Pada tulisan ini saya
tidak akan membahas sejarah filsafat modern atau macam-macam aliran filsafat,
bukan bidang saya, dulu hanya sempat mendengar beberapa macamnya waktu
mengikuti mata kuliah filsafat umum, itu pun tidak dengan serius saya menyimak
materi perkuliahan tersebut. Kembali pada judul, “aku berkelompok maka aku
ada”, menjadi sebuah renungan bersama tentang keberadaan individu di dalam
sebuah kelompok atau lingkungan yang memiliki maupun tidak memiliki tujuan khusus.
Mengapa seseorang akhirnya memilih dengan siapa saja ia berkegiatan, bersama
siapa saja ia akan melakukan segala hal yang menjadi arah cita-cita bersama. Menyadari
dimana posisi dan kemana arah pandang kelompok.
Manusia sebagai makhluk
sosial akan menjalin hubungan kerja sama dengan orang lain, rasanya sulit atau
bahkan tidak mungkin dapat hidup sendiri, senantiasa memerlukan keberadaan
orang lain untuk menunjang semua kebutuhan dan apa yang dicita-citakan olehnya.

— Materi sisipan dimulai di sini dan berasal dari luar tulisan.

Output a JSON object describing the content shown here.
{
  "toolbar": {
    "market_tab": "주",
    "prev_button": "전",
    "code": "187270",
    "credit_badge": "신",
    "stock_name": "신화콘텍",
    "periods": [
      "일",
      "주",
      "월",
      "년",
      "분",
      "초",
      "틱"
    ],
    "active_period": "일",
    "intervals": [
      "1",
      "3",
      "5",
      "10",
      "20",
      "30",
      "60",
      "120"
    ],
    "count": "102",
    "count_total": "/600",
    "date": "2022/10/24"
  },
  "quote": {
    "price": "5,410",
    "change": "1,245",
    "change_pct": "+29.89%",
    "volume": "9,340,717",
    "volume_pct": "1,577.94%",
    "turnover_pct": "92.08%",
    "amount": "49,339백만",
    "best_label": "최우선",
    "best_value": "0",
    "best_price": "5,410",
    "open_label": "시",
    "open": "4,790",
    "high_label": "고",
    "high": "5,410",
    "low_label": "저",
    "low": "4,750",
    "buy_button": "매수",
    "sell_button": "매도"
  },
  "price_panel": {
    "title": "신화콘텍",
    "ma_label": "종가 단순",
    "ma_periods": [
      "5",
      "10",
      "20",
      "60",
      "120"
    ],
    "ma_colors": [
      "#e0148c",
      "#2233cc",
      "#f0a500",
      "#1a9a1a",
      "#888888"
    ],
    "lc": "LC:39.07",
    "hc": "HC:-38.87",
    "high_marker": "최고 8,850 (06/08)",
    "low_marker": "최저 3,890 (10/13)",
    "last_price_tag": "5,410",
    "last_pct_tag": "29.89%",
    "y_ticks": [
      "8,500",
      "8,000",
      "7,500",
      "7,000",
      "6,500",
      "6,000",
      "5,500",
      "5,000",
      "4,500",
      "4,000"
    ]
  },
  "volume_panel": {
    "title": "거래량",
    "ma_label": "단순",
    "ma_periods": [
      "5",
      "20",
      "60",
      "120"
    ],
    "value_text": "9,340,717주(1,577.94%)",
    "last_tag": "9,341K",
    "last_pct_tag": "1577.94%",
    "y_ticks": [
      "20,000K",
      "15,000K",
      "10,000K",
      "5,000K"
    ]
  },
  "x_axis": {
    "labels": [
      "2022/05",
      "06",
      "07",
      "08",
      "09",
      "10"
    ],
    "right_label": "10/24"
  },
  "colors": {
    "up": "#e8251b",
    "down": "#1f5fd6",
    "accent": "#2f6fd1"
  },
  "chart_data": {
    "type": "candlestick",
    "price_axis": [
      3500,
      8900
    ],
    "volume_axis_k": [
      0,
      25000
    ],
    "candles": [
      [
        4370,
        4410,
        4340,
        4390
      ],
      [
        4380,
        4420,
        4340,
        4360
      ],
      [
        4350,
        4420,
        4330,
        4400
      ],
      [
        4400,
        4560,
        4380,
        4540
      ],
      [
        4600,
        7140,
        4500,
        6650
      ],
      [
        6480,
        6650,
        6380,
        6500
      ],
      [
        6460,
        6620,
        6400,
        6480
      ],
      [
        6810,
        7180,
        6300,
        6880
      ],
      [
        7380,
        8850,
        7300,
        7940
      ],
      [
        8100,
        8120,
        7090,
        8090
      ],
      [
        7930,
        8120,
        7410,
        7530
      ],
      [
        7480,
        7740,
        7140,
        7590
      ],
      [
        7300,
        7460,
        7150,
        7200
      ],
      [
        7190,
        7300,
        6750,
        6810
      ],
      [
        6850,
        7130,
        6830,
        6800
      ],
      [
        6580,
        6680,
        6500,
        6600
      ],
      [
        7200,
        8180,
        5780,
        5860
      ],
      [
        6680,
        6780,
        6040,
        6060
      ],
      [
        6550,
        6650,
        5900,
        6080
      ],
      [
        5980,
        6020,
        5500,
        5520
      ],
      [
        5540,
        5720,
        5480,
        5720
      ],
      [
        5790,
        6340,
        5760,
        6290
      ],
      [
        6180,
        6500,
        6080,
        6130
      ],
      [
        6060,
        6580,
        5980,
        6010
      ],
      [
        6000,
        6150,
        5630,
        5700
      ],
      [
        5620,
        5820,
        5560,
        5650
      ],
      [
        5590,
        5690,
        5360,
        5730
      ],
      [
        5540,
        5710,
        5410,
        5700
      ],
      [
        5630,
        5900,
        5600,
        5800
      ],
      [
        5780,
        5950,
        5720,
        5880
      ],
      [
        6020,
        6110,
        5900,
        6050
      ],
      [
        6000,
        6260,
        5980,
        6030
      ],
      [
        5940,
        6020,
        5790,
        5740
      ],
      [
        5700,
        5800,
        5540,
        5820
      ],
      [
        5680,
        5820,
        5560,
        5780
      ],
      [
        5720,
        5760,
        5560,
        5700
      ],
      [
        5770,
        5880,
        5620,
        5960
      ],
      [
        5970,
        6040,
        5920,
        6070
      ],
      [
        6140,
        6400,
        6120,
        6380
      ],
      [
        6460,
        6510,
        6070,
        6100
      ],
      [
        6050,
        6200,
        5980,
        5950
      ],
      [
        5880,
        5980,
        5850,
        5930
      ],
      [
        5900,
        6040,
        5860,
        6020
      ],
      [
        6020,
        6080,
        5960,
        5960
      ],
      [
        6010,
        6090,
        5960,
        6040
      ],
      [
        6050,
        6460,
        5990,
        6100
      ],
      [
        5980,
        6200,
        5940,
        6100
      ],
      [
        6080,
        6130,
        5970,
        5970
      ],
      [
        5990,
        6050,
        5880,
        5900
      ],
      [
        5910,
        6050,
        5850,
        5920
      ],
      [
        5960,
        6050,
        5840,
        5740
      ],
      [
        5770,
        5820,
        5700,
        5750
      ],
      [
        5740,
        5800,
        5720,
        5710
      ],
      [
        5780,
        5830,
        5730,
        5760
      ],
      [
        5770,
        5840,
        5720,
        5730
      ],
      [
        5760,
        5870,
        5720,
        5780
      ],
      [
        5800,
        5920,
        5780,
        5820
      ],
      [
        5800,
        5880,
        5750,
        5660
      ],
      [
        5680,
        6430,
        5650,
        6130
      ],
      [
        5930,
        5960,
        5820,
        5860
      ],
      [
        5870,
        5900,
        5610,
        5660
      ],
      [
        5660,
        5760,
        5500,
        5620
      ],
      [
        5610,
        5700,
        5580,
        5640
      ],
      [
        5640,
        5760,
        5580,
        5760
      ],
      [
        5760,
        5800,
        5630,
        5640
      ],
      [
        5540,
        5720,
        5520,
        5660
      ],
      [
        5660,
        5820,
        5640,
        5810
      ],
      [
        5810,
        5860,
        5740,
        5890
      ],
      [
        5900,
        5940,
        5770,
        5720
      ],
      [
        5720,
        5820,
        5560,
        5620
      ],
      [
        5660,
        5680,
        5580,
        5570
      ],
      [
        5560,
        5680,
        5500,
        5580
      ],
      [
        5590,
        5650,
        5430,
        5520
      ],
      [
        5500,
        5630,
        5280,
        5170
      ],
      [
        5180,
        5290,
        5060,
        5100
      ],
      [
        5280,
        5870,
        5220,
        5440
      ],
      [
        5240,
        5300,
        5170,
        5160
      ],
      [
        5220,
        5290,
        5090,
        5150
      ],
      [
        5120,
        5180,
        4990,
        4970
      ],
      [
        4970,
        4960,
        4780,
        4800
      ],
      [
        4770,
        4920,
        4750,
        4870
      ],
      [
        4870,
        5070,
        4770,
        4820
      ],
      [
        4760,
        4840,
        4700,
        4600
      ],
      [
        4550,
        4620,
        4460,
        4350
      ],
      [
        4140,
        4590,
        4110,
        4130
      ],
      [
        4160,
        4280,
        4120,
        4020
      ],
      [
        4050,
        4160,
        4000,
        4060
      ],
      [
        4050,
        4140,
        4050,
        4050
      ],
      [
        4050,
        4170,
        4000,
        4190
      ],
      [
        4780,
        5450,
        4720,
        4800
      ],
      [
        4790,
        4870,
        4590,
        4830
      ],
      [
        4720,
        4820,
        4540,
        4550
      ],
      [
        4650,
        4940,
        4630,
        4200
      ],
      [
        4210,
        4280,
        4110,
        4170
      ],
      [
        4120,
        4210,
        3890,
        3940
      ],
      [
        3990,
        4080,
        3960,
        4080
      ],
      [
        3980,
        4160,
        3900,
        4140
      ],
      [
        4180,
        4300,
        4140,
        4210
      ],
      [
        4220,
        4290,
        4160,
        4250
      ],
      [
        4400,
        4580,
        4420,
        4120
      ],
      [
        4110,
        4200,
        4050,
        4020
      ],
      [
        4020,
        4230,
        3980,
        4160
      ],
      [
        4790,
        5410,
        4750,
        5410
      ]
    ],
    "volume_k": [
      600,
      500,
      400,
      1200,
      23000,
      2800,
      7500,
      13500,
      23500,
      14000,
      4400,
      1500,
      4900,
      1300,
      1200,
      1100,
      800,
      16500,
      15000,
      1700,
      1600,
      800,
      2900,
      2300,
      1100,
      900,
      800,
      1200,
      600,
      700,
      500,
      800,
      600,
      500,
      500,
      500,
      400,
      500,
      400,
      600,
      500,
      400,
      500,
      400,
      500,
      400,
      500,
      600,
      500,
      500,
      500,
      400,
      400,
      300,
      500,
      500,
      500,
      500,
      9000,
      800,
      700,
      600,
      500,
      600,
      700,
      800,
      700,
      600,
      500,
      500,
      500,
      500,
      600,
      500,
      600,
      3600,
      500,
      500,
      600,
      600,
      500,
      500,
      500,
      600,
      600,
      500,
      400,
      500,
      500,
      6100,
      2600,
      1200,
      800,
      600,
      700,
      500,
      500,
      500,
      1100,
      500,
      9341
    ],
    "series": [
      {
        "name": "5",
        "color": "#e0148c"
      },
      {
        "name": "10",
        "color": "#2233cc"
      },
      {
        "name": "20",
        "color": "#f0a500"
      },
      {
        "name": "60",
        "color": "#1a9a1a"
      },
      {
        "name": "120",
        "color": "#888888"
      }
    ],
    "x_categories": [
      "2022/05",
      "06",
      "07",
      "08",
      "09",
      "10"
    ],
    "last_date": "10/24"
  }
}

Bagi beberapa orang berkelompok juga bisa tergolong sebagai kebutuhan. Wacana
dan gagasan tidak akan mungkin tersalurkan jika hanya mengendap di dalam
pikiran sendiri. Minimal harus ada beberapa teman diskusi yang memiliki cara
pandang seimbang tidak timpang terlalu jauh, setelah itu baru melakukan
langkah-langkah awal sebagai realisasi obrolan cita-cita bersama tadi. Selain itu
mengadakan suatu kegiatan secara berkelompok mustahil terwujud apabila
individu-individu yang ada didalamnya biarpun satu orang saja belum
menyelesaikan urusan-urusan pribadinya.
Pementasan pertama Teater Sandilara, 22 Desember 2013, di Desa Pabrik, Mojolaban, Sukoharjo |
Sebelum melanjutkan tulisan ini saya
tidak peduli andai saja dianggap sebagai manusia egois atau hanya “meninggikan”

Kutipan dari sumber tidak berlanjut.